Chorley industrial estate plan thrown out by councillors
Plans to develop a row of light industrial units alongside a railway line in Chorley have been rejected – because of the potential impact of the resultant “comings and goings” on nearby residents.
Chorley Council’s planning committee first considered the proposal for seven of the facilities on land south of Mercer Court in Adlington last month, but deferred their decision so that members could go to see the site for themselves.
The long, narrow plot is bordered by housing and has previously been used as a storage area and a base for railway contractors carrying out work on the track.
The proposed units would be permitted to house administrative offices or businesses carrying out research and development or industrial processes.
The council’s planning officers had recommended the scheme for approval, but the leader and deputy leader of the authority – who represent the wards in which the scheme would be built – appealed to councillors to reject it.
Council leader Alistair Bradley said locals would have accepted the residential development for which permission already existed on the site – but not what was now being proposed.
“Some residents have…provided [examples] of previous problems that would be replicated under industrial usage – damage to walls [and] noise,” Cllr Bradley told members.
His deputy, Peter Wilson, added: “It is very true to say that [the site] has been used by Network Rail, but it hasn’t been used continuously, day in, day out from eight in the morning until six at night.”
The meeting also heard concerns over flooding – although papers presented to the committee noted that the plot lies in the lowest-risk flood zone category.
Committee member Alistair Morwood said that after visiting the site, he did not feel that the area lent itself to the kind of development that had been put forward.
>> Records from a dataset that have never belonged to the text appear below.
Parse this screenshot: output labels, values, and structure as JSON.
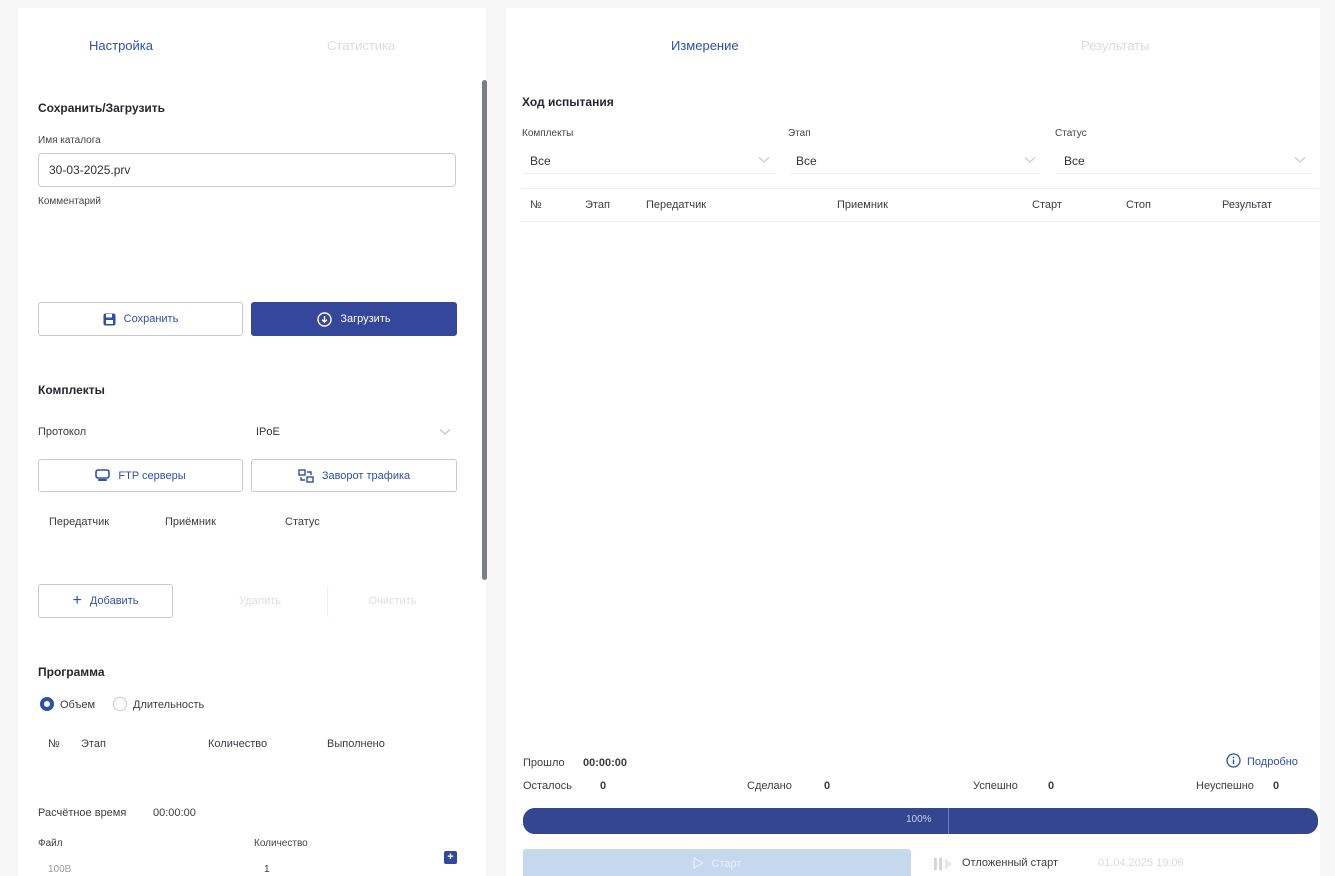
{
  "tabs": {
    "settings": "Настройка",
    "statistics": "Статистика",
    "measurement": "Измерение",
    "results": "Результаты"
  },
  "save_load": {
    "title": "Сохранить/Загрузить",
    "catalog_label": "Имя каталога",
    "catalog_value": "30-03-2025.prv",
    "comment_label": "Комментарий",
    "save_button": "Сохранить",
    "load_button": "Загрузить"
  },
  "kits": {
    "title": "Комплекты",
    "protocol_label": "Протокол",
    "protocol_value": "IPoE",
    "ftp_button": "FTP серверы",
    "traffic_button": "Заворот трафика",
    "columns": [
      "Передатчик",
      "Приёмник",
      "Статус"
    ],
    "add_button": "Добавить",
    "delete_button": "Удалить",
    "clear_button": "Очистить"
  },
  "program": {
    "title": "Программа",
    "radio_volume": "Объем",
    "radio_duration": "Длительность",
    "columns": [
      "№",
      "Этап",
      "Количество",
      "Выполнено"
    ],
    "calc_time_label": "Расчётное время",
    "calc_time_value": "00:00:00",
    "file_label": "Файл",
    "quantity_label": "Количество",
    "file_value": "100B",
    "quantity_value": "1"
  },
  "progress_section": {
    "title": "Ход испытания",
    "filter_kits_label": "Комплекты",
    "filter_stage_label": "Этап",
    "filter_status_label": "Статус",
    "filter_kits_value": "Все",
    "filter_stage_value": "Все",
    "filter_status_value": "Все",
    "columns": [
      "№",
      "Этап",
      "Передатчик",
      "Приемник",
      "Старт",
      "Стоп",
      "Результат"
    ]
  },
  "summary": {
    "elapsed_label": "Прошло",
    "elapsed_value": "00:00:00",
    "details_link": "Подробно",
    "remaining_label": "Осталось",
    "remaining_value": "0",
    "done_label": "Сделано",
    "done_value": "0",
    "success_label": "Успешно",
    "success_value": "0",
    "fail_label": "Неуспешно",
    "fail_value": "0",
    "progress_text": "100%",
    "progress_fraction": 1.0
  },
  "footer": {
    "start_button": "Старт",
    "deferred_start_label": "Отложенный старт",
    "deferred_start_value": "01.04.2025 19:06"
  },
  "colors": {
    "accent": "#2f4fa8",
    "primary_button": "#35479a",
    "progress_bar": "#3c4f9e"
  }
}
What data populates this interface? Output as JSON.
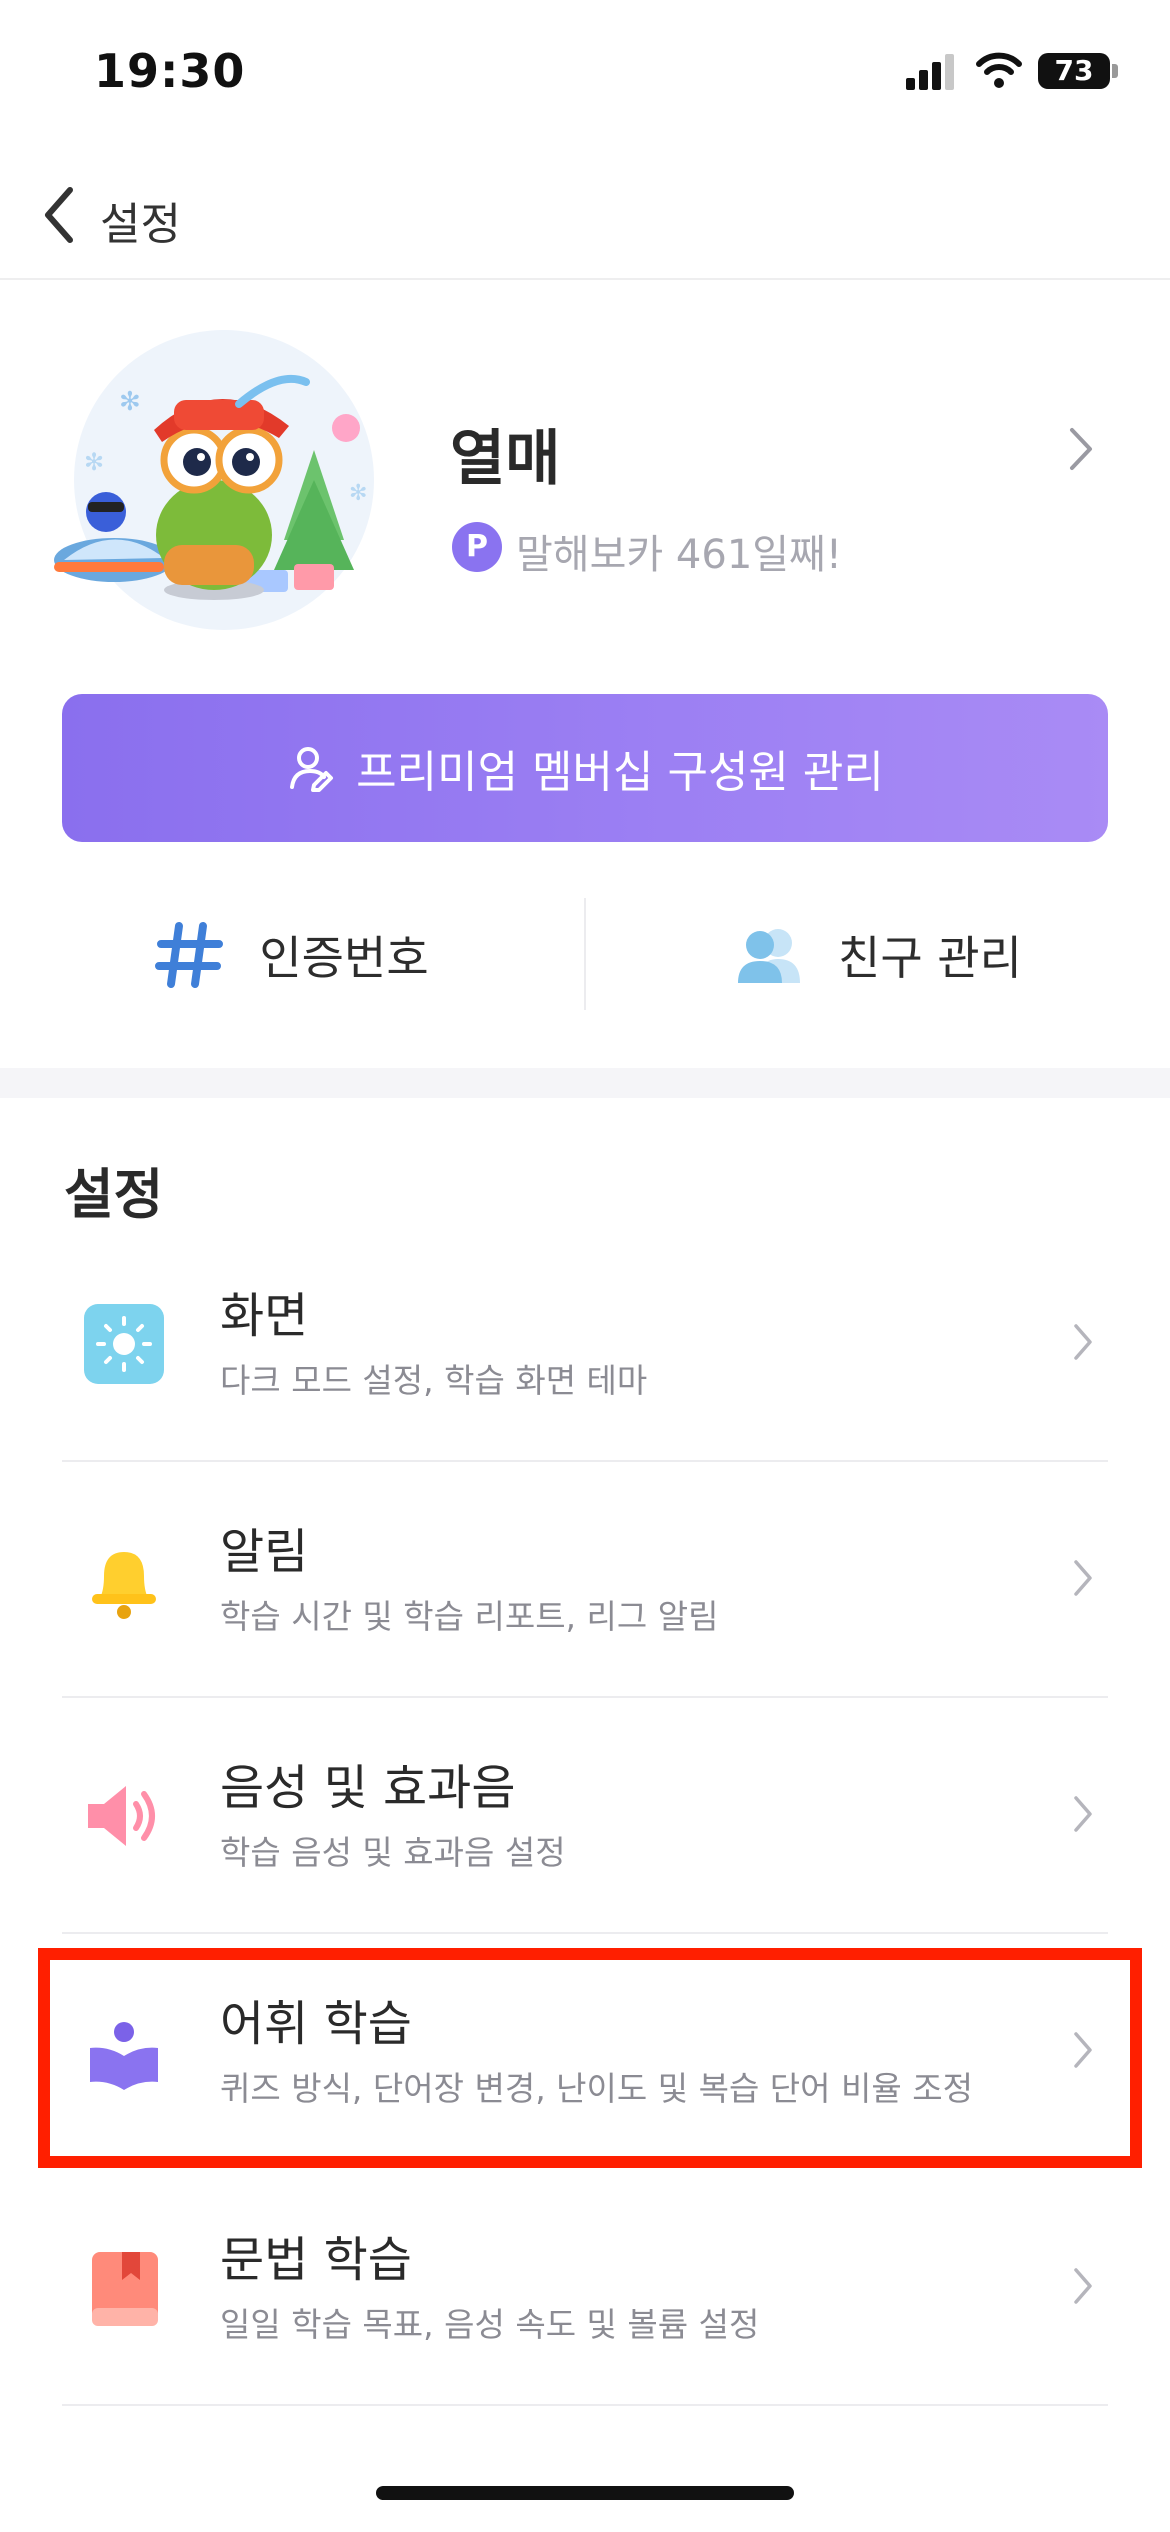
{
  "status_bar": {
    "time": "19:30",
    "battery": "73"
  },
  "nav": {
    "back_label": "설정"
  },
  "profile": {
    "name": "열매",
    "badge": "P",
    "subtitle": "말해보카 461일째!"
  },
  "premium": {
    "label": "프리미엄 멤버십 구성원 관리"
  },
  "quick": {
    "code_label": "인증번호",
    "friends_label": "친구 관리"
  },
  "settings": {
    "title": "설정",
    "items": [
      {
        "title": "화면",
        "subtitle": "다크 모드 설정, 학습 화면 테마"
      },
      {
        "title": "알림",
        "subtitle": "학습 시간 및 학습 리포트, 리그 알림"
      },
      {
        "title": "음성 및 효과음",
        "subtitle": "학습 음성 및 효과음 설정"
      },
      {
        "title": "어휘 학습",
        "subtitle": "퀴즈 방식, 단어장 변경, 난이도 및 복습 단어 비율 조정"
      },
      {
        "title": "문법 학습",
        "subtitle": "일일 학습 목표, 음성 속도 및 볼륨 설정"
      }
    ]
  },
  "colors": {
    "accent": "#8a73f0",
    "highlight": "#ff1f00",
    "screen_icon": "#7dd3ee",
    "bell_icon": "#ffcf2e",
    "speaker_icon": "#ff8fa9",
    "vocab_icon": "#8a73f0",
    "grammar_icon": "#ff8a7a"
  }
}
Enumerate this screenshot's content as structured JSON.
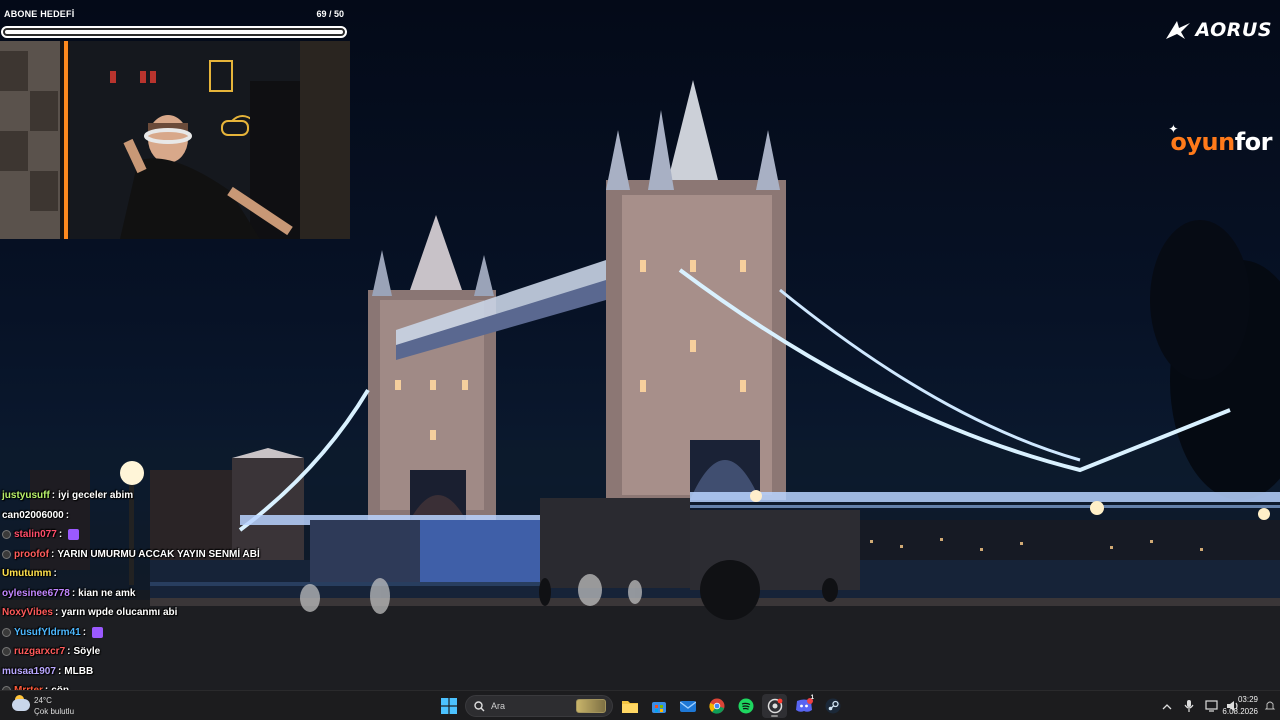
{
  "subscriber_goal": {
    "label": "ABONE HEDEFİ",
    "current": 69,
    "target": 50,
    "count_text": "69 / 50",
    "progress_fraction": 1.0
  },
  "logos": {
    "sponsor_brand": "AORUS",
    "partner_brand_prefix": "oyun",
    "partner_brand_suffix": "for"
  },
  "chat": {
    "messages": [
      {
        "user": "justyusuff",
        "user_color": "#b7f06a",
        "text": "iyi geceler abim",
        "has_badge": false,
        "emote": false
      },
      {
        "user": "can02006000",
        "user_color": "#ffffff",
        "text": "",
        "has_badge": false,
        "emote": false
      },
      {
        "user": "stalin077",
        "user_color": "#ff4d6a",
        "text": "",
        "has_badge": true,
        "emote": true
      },
      {
        "user": "proofof",
        "user_color": "#ff5c5c",
        "text": "YARIN UMURMU ACCAK YAYIN SENMİ ABİ",
        "has_badge": true,
        "emote": false
      },
      {
        "user": "Umutumm",
        "user_color": "#ffe14d",
        "text": "",
        "has_badge": false,
        "emote": false
      },
      {
        "user": "oylesinee6778",
        "user_color": "#c186ff",
        "text": "kian ne amk",
        "has_badge": false,
        "emote": false
      },
      {
        "user": "NoxyVibes",
        "user_color": "#ff5a5a",
        "text": "yarın wpde olucanmı abi",
        "has_badge": false,
        "emote": false
      },
      {
        "user": "YusufYldrm41",
        "user_color": "#4db8ff",
        "text": "",
        "has_badge": true,
        "emote": true
      },
      {
        "user": "ruzgarxcr7",
        "user_color": "#ff5a5a",
        "text": "Söyle",
        "has_badge": true,
        "emote": false
      },
      {
        "user": "musaa1907",
        "user_color": "#b9a7ff",
        "text": "MLBB",
        "has_badge": false,
        "emote": false
      },
      {
        "user": "Mrrter",
        "user_color": "#ff5a3a",
        "text": "çöp",
        "has_badge": true,
        "emote": false
      }
    ]
  },
  "taskbar": {
    "weather": {
      "temp": "24°C",
      "desc": "Çok bulutlu"
    },
    "search_placeholder": "Ara",
    "apps": [
      "windows-start",
      "search",
      "file-explorer",
      "microsoft-store",
      "mail",
      "chrome",
      "spotify",
      "capture",
      "discord",
      "steam"
    ],
    "discord_badge": "1",
    "clock": {
      "time": "03:29",
      "date": "6.08.2026"
    }
  },
  "colors": {
    "goal_bar_fill": "#ffffff",
    "goal_bar_track": "#2b2b2b",
    "oyunfor_accent": "#ff7a1a",
    "taskbar_bg": "#1c1c1e"
  }
}
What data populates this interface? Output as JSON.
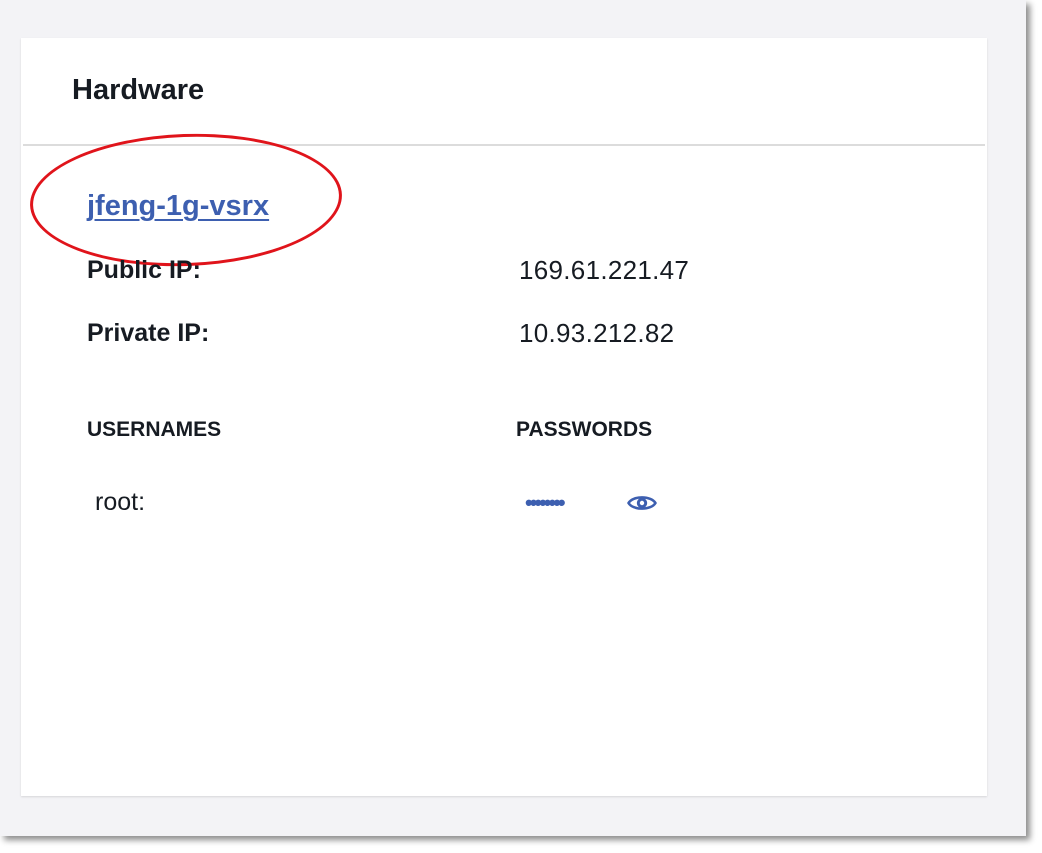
{
  "card": {
    "title": "Hardware"
  },
  "hardware": {
    "host_name": "jfeng-1g-vsrx",
    "public_ip_label": "Public IP:",
    "public_ip": "169.61.221.47",
    "private_ip_label": "Private IP:",
    "private_ip": "10.93.212.82"
  },
  "credentials": {
    "usernames_header": "USERNAMES",
    "passwords_header": "PASSWORDS",
    "rows": [
      {
        "username": "root:",
        "password_masked": "••••••••"
      }
    ],
    "reveal_icon": "eye-icon"
  },
  "colors": {
    "link": "#3d5fb0",
    "annotation": "#e0141b",
    "text": "#161b22",
    "divider": "#dcdcdc"
  }
}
However, Cllr Martin Boardman – indicating his support for the scheme – said that the committee should probably “get used to the fact” that it was going to receive more such applications for light industrial units in residential areas.
“There simply [aren’t] enough of them…certainly in our borough. It’s difficult for small and medium-sized enterprises…to find current space to rent or to buy,” he added.
But Cllr Alex Hilton warned of the noise and traffic likely to be generated in an area bordered by several homes.
The committee voted by a majority to refuse the application after being advised by planning services manager Adele Hayes that it was open to them to reject the planning department’s recommendation for approval on the basis of concern about “the increased level of activity and comings and goings”.